With my dad there were always errands to do along the way, and he rarely did the early morning runs. He often left home in the afternoon, spent the night at the other farm and returned the following day. When he went between the farms later in the day, he went to lots of different supply places, the bank, various stores. That is now Jon's life. Just this morning, on his way to Loudoun, he went to Merrifield to get a big air conditioner (I think) and then to Manassas to drop off a carburetor that needs work. When we end up going to Loudoun together, I always bring my knitting so I can sit in the car and wait for him to pick up whatever materials he needs. I never want to go in and browse at Home Depot. I use the time to call Nancy and find out what's going on in the non-vegetable world. I have never been the shopper in the family -- not now, not back then. My inter-farm trips have always been direct, non-stop, same day return.
It is still very early in the season and we are making up new patterns, trying out new routines. But I think this was the first time in my life that I ever remember laying plastic on two different farms on the same day. In the morning I walked behind Ellen as she roared ahead on the big orange Kubota, unrolling a shiny stream of plastic mulch behind her. I followed with the shovel and covered the ends of the plastic so they would stay secured to the ground all summer.
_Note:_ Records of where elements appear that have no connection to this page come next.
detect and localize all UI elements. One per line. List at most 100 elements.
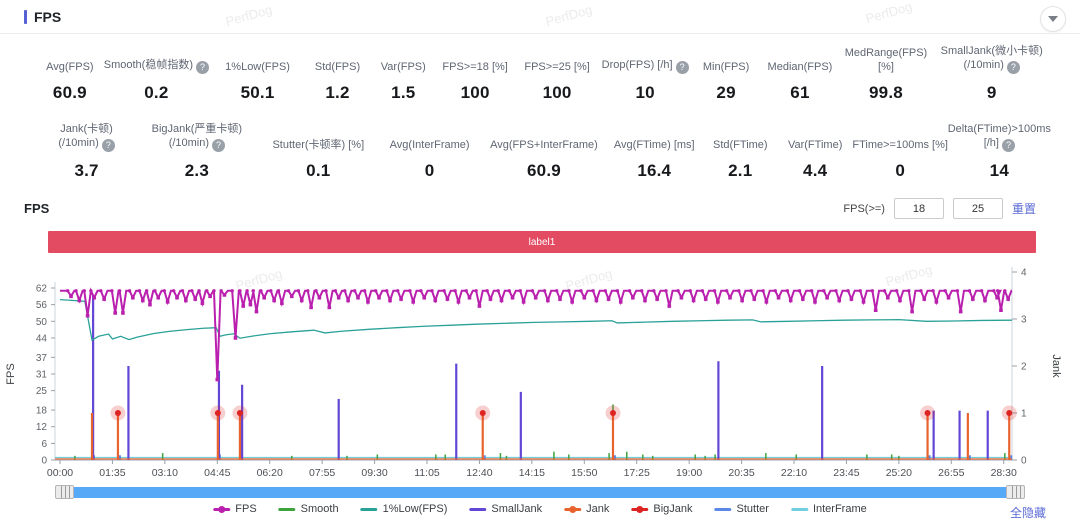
legend-label: FPS (235, 503, 257, 515)
legend-marker-icon (469, 505, 487, 514)
stat-cell: Avg(FPS) 60.9 (38, 44, 102, 103)
stat-cell: Avg(FTime) [ms] 16.4 (607, 122, 702, 181)
svg-text:50: 50 (36, 317, 48, 328)
svg-text:01:35: 01:35 (99, 467, 125, 479)
scrollbar-right-grip[interactable] (1006, 485, 1025, 499)
stat-value: 99.8 (869, 83, 903, 102)
legend-item-interframe[interactable]: InterFrame (790, 503, 867, 515)
stat-cell: Var(FTime) 4.4 (779, 122, 852, 181)
legend-item-bigjank[interactable]: BigJank (631, 503, 693, 515)
stat-label: Median(FPS) (767, 61, 833, 73)
fps-threshold-input-2[interactable] (952, 198, 1003, 219)
stat-cell: BigJank(严重卡顿) (/10min)? 2.3 (135, 122, 258, 181)
stat-cell: FPS>=18 [%] 100 (436, 44, 515, 103)
svg-text:04:45: 04:45 (204, 467, 230, 479)
stat-value: 60.9 (527, 161, 561, 180)
stat-value: 0.2 (144, 83, 169, 102)
help-icon[interactable]: ? (1006, 61, 1020, 74)
stat-label: SmallJank(微小卡顿) (/10min)? (940, 45, 1043, 74)
stat-cell: Min(FPS) 29 (691, 44, 762, 103)
collapse-button[interactable] (1040, 6, 1066, 32)
stat-value: 16.4 (637, 161, 672, 180)
help-icon[interactable]: ? (212, 139, 226, 152)
stat-value: 1.5 (391, 83, 416, 102)
stat-value: 0 (424, 161, 435, 180)
help-icon[interactable]: ? (196, 61, 210, 74)
legend-item-jank[interactable]: Jank (564, 503, 609, 515)
stat-label: Avg(FPS) (46, 61, 94, 73)
legend-marker-icon (360, 505, 378, 514)
scrollbar-left-grip[interactable] (55, 485, 74, 499)
stat-label: FPS>=18 [%] (442, 61, 508, 73)
svg-text:6: 6 (41, 439, 47, 450)
stat-label: Var(FTime) (787, 139, 843, 151)
stat-value: 10 (635, 83, 655, 102)
legend-marker-icon (564, 505, 582, 514)
chart-range-scrollbar[interactable] (55, 485, 1025, 499)
stat-cell: Std(FTime) 2.1 (702, 122, 779, 181)
reset-link[interactable]: 重置 (1011, 202, 1036, 216)
stat-label: Std(FTime) (712, 139, 768, 151)
stat-value: 4.4 (803, 161, 828, 180)
legend-item-1-low-fps-[interactable]: 1%Low(FPS) (360, 503, 448, 515)
panel-title: FPS (34, 9, 62, 25)
legend-label: Jank (586, 503, 610, 515)
legend-item-stutter[interactable]: Stutter (714, 503, 769, 515)
svg-text:3: 3 (1021, 315, 1027, 326)
stat-label: Avg(InterFrame) (389, 139, 470, 151)
svg-text:4: 4 (1021, 268, 1027, 279)
svg-text:12: 12 (36, 422, 48, 433)
stat-label: Avg(FTime) [ms] (613, 139, 695, 151)
svg-text:12:40: 12:40 (466, 467, 492, 479)
stat-value: 0 (895, 161, 905, 180)
stat-label: MedRange(FPS)[%] (844, 47, 928, 73)
legend-item-fps[interactable]: FPS (213, 503, 257, 515)
legend-item-smalljank[interactable]: SmallJank (469, 503, 542, 515)
stat-label: FTime>=100ms [%] (852, 139, 948, 151)
stats-row-2: Jank(卡顿) (/10min)? 3.7 BigJank(严重卡顿) (/10m… (38, 122, 1051, 181)
stat-label: Drop(FPS) [/h]? (602, 58, 689, 74)
legend-item-smooth[interactable]: Smooth (278, 503, 339, 515)
svg-text:06:20: 06:20 (257, 467, 283, 479)
svg-text:23:45: 23:45 (833, 467, 859, 479)
svg-text:37: 37 (36, 353, 48, 364)
stat-label: BigJank(严重卡顿) (/10min)? (151, 123, 243, 152)
stat-label: 1%Low(FPS) (225, 61, 290, 73)
scrollbar-track[interactable] (74, 486, 1006, 498)
stats-row-1: Avg(FPS) 60.9 Smooth(稳帧指数)? 0.2 1%Low(FPS) 50… (38, 44, 1050, 103)
legend-label: Stutter (736, 503, 769, 515)
stat-value: 61 (790, 83, 810, 102)
stat-value: 0.1 (306, 161, 331, 180)
stat-label: Delta(FTime)>100ms [/h]? (947, 123, 1051, 152)
stat-value: 9 (986, 83, 997, 102)
svg-text:56: 56 (36, 300, 48, 311)
accent-bar (24, 10, 27, 24)
stat-cell: Std(FPS) 1.2 (304, 44, 371, 103)
stat-cell: FPS>=25 [%] 100 (515, 44, 600, 103)
stat-cell: FTime>=100ms [%] 0 (852, 122, 949, 181)
svg-text:FPS: FPS (5, 363, 17, 384)
help-icon[interactable]: ? (1001, 139, 1015, 152)
svg-text:00:00: 00:00 (47, 467, 73, 479)
fps-chart[interactable]: 0 6 12 18 25 31 37 44 50 56 62 0 1 2 3 4 00:00 01:35 03:10… (0, 257, 1080, 483)
hide-all-link[interactable]: 全隐藏 (1009, 506, 1046, 520)
help-icon[interactable]: ? (101, 139, 115, 152)
help-icon[interactable]: ? (675, 61, 689, 74)
stat-cell: Var(FPS) 1.5 (371, 44, 436, 103)
stat-value: 2.1 (728, 161, 753, 180)
svg-text:0: 0 (41, 456, 47, 467)
legend-label: 1%Low(FPS) (382, 503, 448, 515)
stat-value: 3.7 (74, 161, 99, 180)
stat-value: 60.9 (52, 83, 87, 102)
legend-label: SmallJank (491, 503, 543, 515)
svg-text:20:35: 20:35 (728, 467, 754, 479)
fps-threshold-input-1[interactable] (893, 198, 944, 219)
stat-value: 1.2 (325, 83, 350, 102)
svg-text:44: 44 (36, 333, 48, 344)
stat-label: Jank(卡顿) (/10min)? (58, 123, 115, 152)
stat-cell: 1%Low(FPS) 50.1 (211, 44, 304, 103)
stat-cell: SmallJank(微小卡顿) (/10min)? 9 (934, 44, 1050, 103)
svg-text:19:00: 19:00 (676, 467, 702, 479)
svg-text:03:10: 03:10 (152, 467, 178, 479)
That same afternoon in Vienna, I drove the red Case, much slower, while Jon walked behind me, making sure the plastic was just right and wouldn't fly away in the wind. It still feels a bit unpredictable, this dual life. Everything depends on the weather, as always, and so we need a Plan B for all sorts of possibilities.
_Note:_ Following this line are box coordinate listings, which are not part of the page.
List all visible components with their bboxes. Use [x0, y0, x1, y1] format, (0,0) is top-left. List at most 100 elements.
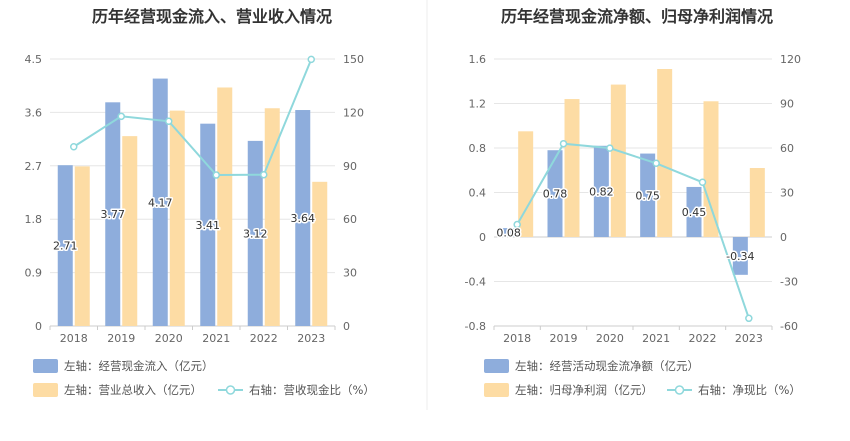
bar-data-label: 2.71 [53, 240, 78, 253]
bar-secondary [122, 136, 138, 326]
right-axis-tick-label: 0 [780, 231, 787, 244]
right-axis-tick-label: 30 [343, 267, 357, 280]
legend-item-net-cash-flow[interactable]: 左轴：经营活动现金流净额（亿元） [484, 359, 699, 373]
ratio-line [516, 142, 750, 319]
right-axis-tick-label: -60 [780, 320, 798, 333]
legend-item-ratio[interactable]: 右轴：营收现金比（%） [218, 383, 375, 397]
bar-primary [686, 186, 702, 237]
chart-2-plot: -0.8 -0.4 0 0.4 0.8 1.2 1.6 -60 -30 0 30 60 90 120 201… [465, 53, 801, 345]
left-axis-tick-label: 1.8 [25, 213, 43, 226]
ratio-point [70, 143, 78, 151]
chart-1-title: 历年经营现金流入、营业收入情况 [92, 7, 332, 26]
ratio-point [559, 139, 568, 148]
bar-data-label: 3.77 [101, 208, 126, 221]
bar-secondary [657, 69, 673, 237]
bar-data-label: 0.75 [635, 189, 660, 202]
ratio-point [745, 314, 753, 323]
bar-secondary [749, 168, 765, 237]
left-axis-tick-label: 0 [479, 231, 486, 244]
legend-item-net-profit[interactable]: 左轴：归母净利润（亿元） [484, 383, 653, 397]
ratio-point [260, 170, 268, 179]
bar-secondary [312, 181, 328, 326]
x-axis-tick-label: 2022 [250, 332, 278, 345]
legend-swatch-bar-primary [484, 359, 509, 373]
x-axis-tick-label: 2022 [689, 332, 717, 345]
bar-data-label: -0.34 [726, 250, 754, 263]
bar-secondary [703, 101, 719, 238]
left-axis-tick-label: 1.2 [469, 98, 487, 111]
x-axis-tick-label: 2018 [60, 332, 88, 345]
bar-secondary [74, 166, 90, 326]
bar-primary [247, 140, 263, 326]
x-axis-tick-label: 2018 [503, 332, 531, 345]
x-axis-tick-label: 2023 [735, 332, 763, 345]
bar-primary [732, 237, 748, 275]
legend-item-cash-inflow[interactable]: 左轴：经营现金流入（亿元） [33, 359, 214, 373]
bar-secondary [169, 110, 185, 327]
right-axis-tick-label: 90 [780, 98, 794, 111]
legend-label: 左轴：归母净利润（亿元） [515, 383, 653, 397]
bar-secondary [610, 84, 626, 238]
bar-primary [295, 110, 311, 326]
right-axis-tick-label: 60 [343, 213, 357, 226]
ratio-point [307, 55, 315, 64]
chart-1-legend: 左轴：经营现金流入（亿元） 左轴：营业总收入（亿元） 右轴：营收现金比（%） [33, 359, 375, 397]
legend-swatch-bar-secondary [33, 383, 58, 397]
bar-primary [152, 78, 168, 326]
left-axis-tick-label: 2.7 [25, 160, 43, 173]
left-axis-tick-label: 0 [35, 320, 42, 333]
legend-item-revenue[interactable]: 左轴：营业总收入（亿元） [33, 383, 202, 397]
legend-swatch-bar-secondary [484, 383, 509, 397]
chart-2-legend: 左轴：经营活动现金流净额（亿元） 左轴：归母净利润（亿元） 右轴：净现比（%） [484, 359, 801, 397]
left-axis-tick-label: -0.4 [465, 276, 486, 289]
bar-data-label: 3.64 [291, 212, 316, 225]
legend-label: 左轴：营业总收入（亿元） [64, 383, 202, 397]
bar-primary [200, 123, 216, 326]
right-axis-tick-label: 60 [780, 142, 794, 155]
bar-primary [57, 165, 73, 326]
x-axis-tick-label: 2021 [642, 332, 670, 345]
bar-primary [501, 228, 517, 237]
left-axis-tick-label: -0.8 [465, 320, 486, 333]
legend-swatch-bar-primary [33, 359, 58, 373]
legend-item-net-cash-ratio[interactable]: 右轴：净现比（%） [667, 383, 801, 397]
right-axis-tick-label: 0 [343, 320, 350, 333]
left-axis-tick-label: 0.8 [469, 142, 487, 155]
legend-label: 左轴：经营现金流入（亿元） [64, 359, 214, 373]
x-axis-tick-label: 2019 [107, 332, 135, 345]
chart-2-title: 历年经营现金流净额、归母净利润情况 [501, 7, 773, 26]
bar-secondary [564, 99, 580, 237]
chart-1-plot: 0 0.9 1.8 2.7 3.6 4.5 0 30 60 90 120 150 2018 2019 202… [25, 53, 365, 345]
right-axis-tick-label: 90 [343, 160, 357, 173]
ratio-point [212, 171, 220, 179]
x-axis-tick-label: 2021 [202, 332, 230, 345]
left-axis-tick-label: 0.4 [469, 187, 487, 200]
bar-data-label: 0.08 [496, 227, 521, 240]
bar-data-label: 4.17 [148, 196, 173, 209]
ratio-point [165, 117, 173, 126]
ratio-point [513, 220, 521, 229]
ratio-point [606, 144, 614, 152]
ratio-line [73, 58, 313, 177]
bar-primary [640, 153, 656, 237]
x-axis-tick-label: 2020 [155, 332, 183, 345]
bar-primary [105, 102, 121, 327]
bar-secondary [518, 131, 534, 237]
right-axis-tick-label: 120 [343, 106, 364, 119]
ratio-point [652, 159, 660, 168]
ratio-point [698, 178, 707, 187]
legend-label: 右轴：营收现金比（%） [249, 383, 375, 397]
x-axis-tick-label: 2023 [297, 332, 325, 345]
bar-data-label: 0.45 [682, 206, 707, 219]
right-axis-tick-label: -30 [780, 276, 798, 289]
bar-primary [593, 145, 609, 237]
left-axis-tick-label: 1.6 [469, 53, 487, 66]
bar-data-label: 3.41 [196, 219, 221, 232]
legend-label: 左轴：经营活动现金流净额（亿元） [515, 359, 699, 373]
x-axis-tick-label: 2020 [596, 332, 624, 345]
left-axis-tick-label: 3.6 [25, 106, 43, 119]
legend-label: 右轴：净现比（%） [698, 383, 801, 397]
right-axis-tick-label: 150 [343, 53, 364, 66]
bar-data-label: 0.78 [543, 188, 568, 201]
left-axis-tick-label: 4.5 [25, 53, 43, 66]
It is not really the way I want to live for the foreseeable future. I prefer to have a home farm. Coming back to Vienna is still coming home -- the hills, the trees, the small scale, I could walk this place with my eyes closed. But it is exciting to have another farm to memorize. It is wide open, much flatter, the sky is wide, the tractors are big and loud, the view is gorgeous. Maybe by the end of this summer I will feel at home in both places.
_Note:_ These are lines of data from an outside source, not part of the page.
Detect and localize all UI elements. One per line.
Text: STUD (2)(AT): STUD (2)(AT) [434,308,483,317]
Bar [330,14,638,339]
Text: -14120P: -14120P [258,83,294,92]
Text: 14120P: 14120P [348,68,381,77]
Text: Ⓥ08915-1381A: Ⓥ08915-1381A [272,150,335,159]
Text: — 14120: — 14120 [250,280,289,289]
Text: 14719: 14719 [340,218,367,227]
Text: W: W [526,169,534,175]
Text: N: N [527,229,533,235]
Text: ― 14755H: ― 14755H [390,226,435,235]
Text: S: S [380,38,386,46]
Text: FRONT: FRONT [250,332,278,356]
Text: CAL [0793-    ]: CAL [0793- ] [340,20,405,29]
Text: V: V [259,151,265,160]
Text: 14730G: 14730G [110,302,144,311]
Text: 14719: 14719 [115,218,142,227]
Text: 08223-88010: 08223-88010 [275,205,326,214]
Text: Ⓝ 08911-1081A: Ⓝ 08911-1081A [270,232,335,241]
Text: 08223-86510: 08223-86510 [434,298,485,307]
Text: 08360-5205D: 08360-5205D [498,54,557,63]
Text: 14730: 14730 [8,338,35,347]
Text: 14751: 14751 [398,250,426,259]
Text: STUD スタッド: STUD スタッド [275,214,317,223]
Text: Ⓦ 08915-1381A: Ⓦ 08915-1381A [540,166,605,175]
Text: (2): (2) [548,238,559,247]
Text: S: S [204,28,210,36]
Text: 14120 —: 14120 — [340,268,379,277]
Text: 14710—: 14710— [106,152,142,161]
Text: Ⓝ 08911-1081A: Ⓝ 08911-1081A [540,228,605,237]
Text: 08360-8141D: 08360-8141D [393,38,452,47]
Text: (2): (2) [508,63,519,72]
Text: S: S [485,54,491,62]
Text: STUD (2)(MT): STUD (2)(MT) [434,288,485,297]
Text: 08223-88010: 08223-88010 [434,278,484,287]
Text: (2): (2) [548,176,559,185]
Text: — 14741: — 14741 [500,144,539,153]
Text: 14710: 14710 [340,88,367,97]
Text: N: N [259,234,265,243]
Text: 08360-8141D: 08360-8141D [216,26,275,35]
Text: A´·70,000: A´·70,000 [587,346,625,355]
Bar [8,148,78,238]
It would certainly feel more like home if we had our own kitchen in Loudoun. So far we have only the most rustic amenities, and the mice chewed up most of what was in our sleeping cabin over the winter. Once we get those kinks worked out, maybe we will have dual citizenship. I always told my father that it didn't feel like home unless there was orange juice in the refrigerator. So first we need to be able to power a refrigerator somehow and then we can get the orange juice. (His solution was to make an Electricity Shed right near the property line on the Maryland farm, where the electric line stopped, and then he put a refrigerator in there, but that was still about a half mile from the granary where we slept, so it didn't really meet my requirements.)
Anyway, I am not just like my father, but I do seem to be parking tractors in the same sheds, in the most literal sense. On both farms. This is not what I thought was going to happen.